I’m fanatic about all things tea-related. Lately, I’ve been fascinated with Wuyi yancha, aged Taiwanese oolongs, and sheng pu’ercha. Nearly all of my sessions as of late are performed gong fu, with pu’er tastings comprising probably eighty percent of them. My collection of pu’ercha is small, but growing steadily. Much of the specimens I drink daily are various samples, although I dig into a cake every so often.

I love trying new teas and I am always learning all I can about the world of tea. Hence, I spend a majority of the time I devote to tea either drinking, writing notes in my journal, or reading. But mostly drinking, as I think it should be. Since I have handwritten logs of everything I drink, I cannot usually find the extra time to log my notes here, and unfortunately my online log is underrepresented.

When drinking, I look for a tea that presents a unique experience, something that involves every sense and provides intrigue in every aspect throughout steeps. I search for teas with balanced complexity and something that makes me keep reaching for my cup. I yearn to find all the positives a tea possesses and every subtle nuance hiding among the leaves. I try to be detailed in my notes and deliver a more comprehensive view of the tea, paying attention to things other than simply flavors and qualitative aspects of aroma, such as the form of the liquor and its development in the mouth.
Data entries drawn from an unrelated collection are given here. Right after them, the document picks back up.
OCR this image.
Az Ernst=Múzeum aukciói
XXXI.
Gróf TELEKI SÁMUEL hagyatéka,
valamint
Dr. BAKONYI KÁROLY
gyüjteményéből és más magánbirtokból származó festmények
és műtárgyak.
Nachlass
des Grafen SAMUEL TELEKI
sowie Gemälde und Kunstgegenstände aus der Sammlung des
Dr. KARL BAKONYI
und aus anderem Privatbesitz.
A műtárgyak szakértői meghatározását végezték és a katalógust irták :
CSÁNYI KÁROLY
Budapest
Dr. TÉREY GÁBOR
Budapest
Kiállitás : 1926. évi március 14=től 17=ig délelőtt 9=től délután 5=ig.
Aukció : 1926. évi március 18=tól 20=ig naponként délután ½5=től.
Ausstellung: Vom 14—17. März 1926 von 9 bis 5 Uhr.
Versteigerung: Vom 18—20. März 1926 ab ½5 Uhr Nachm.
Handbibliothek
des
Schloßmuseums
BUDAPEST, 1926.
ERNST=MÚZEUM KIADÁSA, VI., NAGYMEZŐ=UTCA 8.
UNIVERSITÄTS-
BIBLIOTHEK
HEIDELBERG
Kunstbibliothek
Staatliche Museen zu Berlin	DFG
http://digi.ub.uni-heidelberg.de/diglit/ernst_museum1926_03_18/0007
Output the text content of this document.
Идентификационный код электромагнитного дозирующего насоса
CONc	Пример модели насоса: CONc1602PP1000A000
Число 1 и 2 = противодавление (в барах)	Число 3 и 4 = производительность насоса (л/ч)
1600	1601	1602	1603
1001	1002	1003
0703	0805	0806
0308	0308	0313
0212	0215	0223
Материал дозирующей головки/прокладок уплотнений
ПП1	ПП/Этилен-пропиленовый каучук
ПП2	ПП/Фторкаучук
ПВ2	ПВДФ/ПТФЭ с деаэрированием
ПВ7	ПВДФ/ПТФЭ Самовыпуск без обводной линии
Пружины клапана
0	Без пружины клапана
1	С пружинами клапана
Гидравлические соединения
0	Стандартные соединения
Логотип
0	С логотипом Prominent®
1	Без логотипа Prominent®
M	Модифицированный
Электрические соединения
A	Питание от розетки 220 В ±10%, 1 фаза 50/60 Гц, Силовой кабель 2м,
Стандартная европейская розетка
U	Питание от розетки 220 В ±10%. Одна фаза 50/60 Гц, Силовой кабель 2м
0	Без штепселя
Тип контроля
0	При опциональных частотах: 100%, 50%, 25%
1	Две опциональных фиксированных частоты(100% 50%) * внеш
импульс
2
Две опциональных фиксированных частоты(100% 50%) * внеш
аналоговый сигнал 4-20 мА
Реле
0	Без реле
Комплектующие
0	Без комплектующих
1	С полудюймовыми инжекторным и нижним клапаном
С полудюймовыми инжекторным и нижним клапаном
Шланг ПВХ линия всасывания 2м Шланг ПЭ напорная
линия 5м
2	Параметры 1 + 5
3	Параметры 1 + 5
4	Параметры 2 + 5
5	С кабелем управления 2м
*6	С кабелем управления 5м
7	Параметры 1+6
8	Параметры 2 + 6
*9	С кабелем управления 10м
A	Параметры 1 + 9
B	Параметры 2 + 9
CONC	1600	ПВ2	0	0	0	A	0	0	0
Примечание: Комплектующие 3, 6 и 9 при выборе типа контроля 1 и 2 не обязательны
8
Things like this are much easier to compare between teas, as I find them to be more consistent between sessions, and also make distinctions between a good and mediocre tea easier to make.

Teaware
Adagio UtiliTEA electric kettle.
For gong fu, a 100 mL porcelain gaiwan and a 100mL Yixing di cao qing xi shi pot dedicated to mostly young sheng pu’er.
I drink all green teas in small (maybe 450mL) glass tumblers in the traditional style, with off-boiling water.